Bilateral XVA pricing under stochastic default intensity: PDE modelling and computation

Abstract

Adjusting derivative prices to take into account default risk has attracted the attention of several researchers and practitioners, especially after the 2007-2008 financial crisis. We derive a novel partial differential equation (PDE) model for derivative pricing including the adjustment for default risk, assuming that the default risk of one of the counterparties (the buyer) follows a Cox-Ingersoll-Ross (CIR) process, while the other party has constant default risk. The time-dependent PDE derived is of Black-Scholes type and involves two “space” variables, namely the asset price and the buyer default intensity, as well as a nonlinear source term.
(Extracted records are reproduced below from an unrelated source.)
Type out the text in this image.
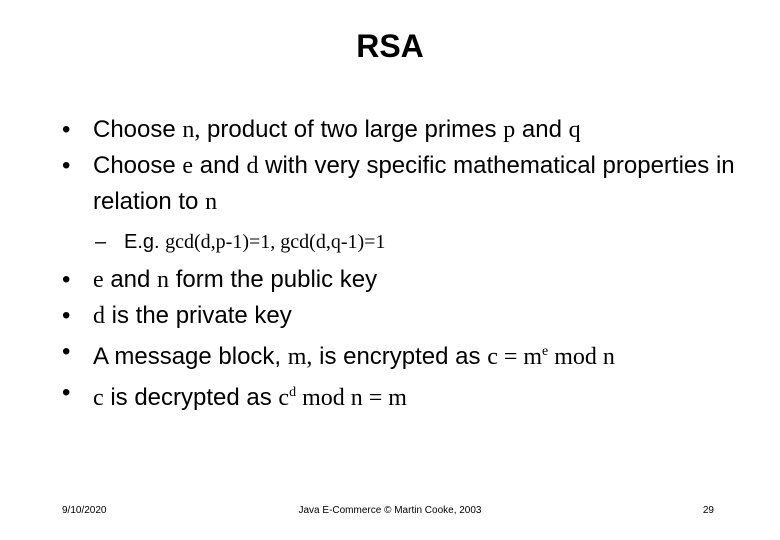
RSA
• Choose n, product of two large primes p and q
• Choose e and d with very specific mathematical properties in relation to n
– E.g. gcd(d,p-1)=1, gcd(d,q-1)=1
• e and n form the public key
• d is the private key
• A message block, m, is encrypted as $c = m^e$ mod n
• c is decrypted as $c^d$ mod n = m
9/10/2020	Java E-Commerce © Martin Cooke, 2003	29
We formulate boundary conditions appropriate for the default intensity variable. The numerical solution of the PDE is based on standard finite differences, and a penalty-like iteration for handling the nonlinearity. We also develop and analyze a novel asymptotic approximation formula for the adjusted price of derivatives, resulting in a very efficient, accurate, and convenient for practitioners formula. We present numerical results that indicate stable second order convergence for the 2D PDE solution in terms of the discretization size. We compare the effectiveness of the 2D PDE and asymptotic approximations. We study the effect of various numerical and market parameters to the values of the adjusted prices and to the accuracy of the computed solutions.